For one fleeting instant it did strike Cosimo that if he had not taken down Amory’s hair for her and called her “dear” in the past he might have had more resources at his disposal now—at any rate in the sense that Amory would have apprehended him more quickly; and yet that, too, had its little furtive compensation. His hand could remain where it was....
Amory continued to try to recollect the passage from Sesame and Lilies.
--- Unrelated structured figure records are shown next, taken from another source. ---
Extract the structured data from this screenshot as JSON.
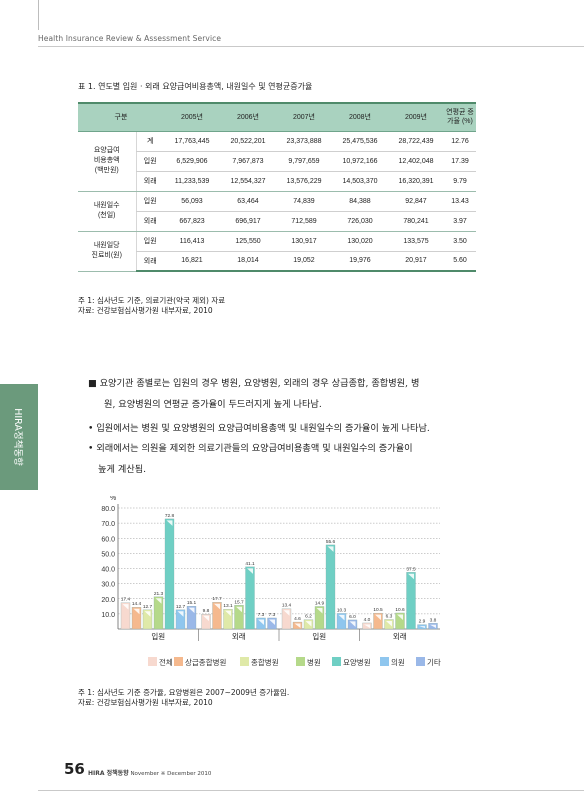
{
  "header": {
    "title": "Health Insurance Review & Assessment Service"
  },
  "side_tab": {
    "label": "HIRA정책동향"
  },
  "table": {
    "title": "표 1. 연도별 입원 · 외래 요양급여비용총액, 내원일수 및 연평균증가율",
    "headers": [
      "구분",
      "2005년",
      "2006년",
      "2007년",
      "2008년",
      "2009년",
      "연평균 증가율 (%)"
    ],
    "groups": [
      {
        "label_lines": [
          "요양급여",
          "비용총액",
          "(백만원)"
        ],
        "rows": [
          {
            "sub": "계",
            "values": [
              "17,763,445",
              "20,522,201",
              "23,373,888",
              "25,475,536",
              "28,722,439",
              "12.76"
            ]
          },
          {
            "sub": "입원",
            "values": [
              "6,529,906",
              "7,967,873",
              "9,797,659",
              "10,972,166",
              "12,402,048",
              "17.39"
            ]
          },
          {
            "sub": "외래",
            "values": [
              "11,233,539",
              "12,554,327",
              "13,576,229",
              "14,503,370",
              "16,320,391",
              "9.79"
            ]
          }
        ]
      },
      {
        "label_lines": [
          "내원일수",
          "(천일)"
        ],
        "rows": [
          {
            "sub": "입원",
            "values": [
              "56,093",
              "63,464",
              "74,839",
              "84,388",
              "92,847",
              "13.43"
            ]
          },
          {
            "sub": "외래",
            "values": [
              "667,823",
              "696,917",
              "712,589",
              "726,030",
              "780,241",
              "3.97"
            ]
          }
        ]
      },
      {
        "label_lines": [
          "내원일당",
          "진료비(원)"
        ],
        "rows": [
          {
            "sub": "입원",
            "values": [
              "116,413",
              "125,550",
              "130,917",
              "130,020",
              "133,575",
              "3.50"
            ]
          },
          {
            "sub": "외래",
            "values": [
              "16,821",
              "18,014",
              "19,052",
              "19,976",
              "20,917",
              "5.60"
            ]
          }
        ]
      }
    ],
    "notes": [
      "주 1: 심사년도 기준, 의료기관(약국 제외) 자료",
      "자료: 건강보험심사평가원 내부자료, 2010"
    ]
  },
  "paragraph": {
    "lines": [
      "■  요양기관 종별로는 입원의 경우 병원, 요양병원, 외래의 경우 상급종합, 종합병원, 병",
      "원, 요양병원의 연평균 증가율이 두드러지게 높게 나타남.",
      "• 입원에서는 병원 및 요양병원의 요양급여비용총액 및 내원일수의 증가율이 높게 나타남.",
      "• 외래에서는 의원을 제외한 의료기관들의 요양급여비용총액 및 내원일수의 증가율이",
      "높게 계산됨."
    ]
  },
  "chart_data": {
    "type": "bar",
    "ylabel": "%",
    "ylim": [
      0,
      80
    ],
    "yticks": [
      "80.0",
      "70.0",
      "60.0",
      "50.0",
      "40.0",
      "30.0",
      "20.0",
      "10.0"
    ],
    "series_names": [
      "전체",
      "상급종합병원",
      "종합병원",
      "병원",
      "요양병원",
      "의원",
      "기타"
    ],
    "colors": [
      "#f7d9cf",
      "#f5b98e",
      "#dfe9a8",
      "#b5d98a",
      "#6fcfc4",
      "#8fc6ee",
      "#9ab8e8"
    ],
    "groups": [
      {
        "label": "입원",
        "sublabel": "",
        "values": [
          17.4,
          14.4,
          12.7,
          21.3,
          72.8,
          12.7,
          15.1
        ],
        "labels": [
          "17.4",
          "14.4",
          "12.7",
          "21.3",
          "72.8",
          "12.7",
          "15.1"
        ]
      },
      {
        "label": "외래",
        "sublabel": "",
        "values": [
          9.8,
          17.7,
          13.1,
          15.7,
          41.1,
          7.3,
          7.3
        ],
        "labels": [
          "9.8",
          "17.7",
          "13.1",
          "15.7",
          "41.1",
          "7.3",
          "7.3"
        ]
      },
      {
        "label": "입원",
        "sublabel": "",
        "values": [
          13.4,
          4.6,
          6.2,
          14.9,
          55.6,
          10.3,
          6.0
        ],
        "labels": [
          "13.4",
          "4.6",
          "6.2",
          "14.9",
          "55.6",
          "10.3",
          "6.0"
        ]
      },
      {
        "label": "외래",
        "sublabel": "",
        "values": [
          4.0,
          10.5,
          6.3,
          10.6,
          37.5,
          2.9,
          3.8
        ],
        "labels": [
          "4.0",
          "10.5",
          "6.3",
          "10.6",
          "37.5",
          "2.9",
          "3.8"
        ]
      }
    ],
    "notes": [
      "주 1: 심사년도 기준 증가율, 요양병원은 2007~2009년 증가율임.",
      "자료: 건강보험심사평가원 내부자료, 2010"
    ]
  },
  "footer": {
    "page_number": "56",
    "brand": "HIRA 정책동향",
    "issue": "November ※ December 2010"
  }
}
But suddenly she too gave, not a common “Ow!” but a quite sudden start into perception. She moved a little, but the hand on her shoulder did not. With quiet firmness she put her own hand upon it, but her slight effort to draw it away met with resistance. She had seen. She made as if to rise.
“Isn’t it getting late?” she said, looking away over the river.
“Amory—don’t go—you know what I mean——” Cosimo pleaded throatily. “It’s—it’s what I said the other day—you know——”
“Let’s be going, Cosimo,” said Amory. “I really don’t know what you mean by the other day.”
“After you’d seen Dorothy—and I wanted you to marry me—do marry me, dear——”
Somehow his hold of her suddenly loosened, and Amory was on her feet. From the bench twenty yards away two faces watched them through the gloom. Amory looked sorrowfully at Cosimo. She was not angry. She did not pretend that she did not understand.
“Cosimo,” she said, and her voice was low, “I don’t see how you can expect things to be the same after this.”
Cosimo sat helplessly, as if still to sit might be construed as an invitation for her also to resume her place.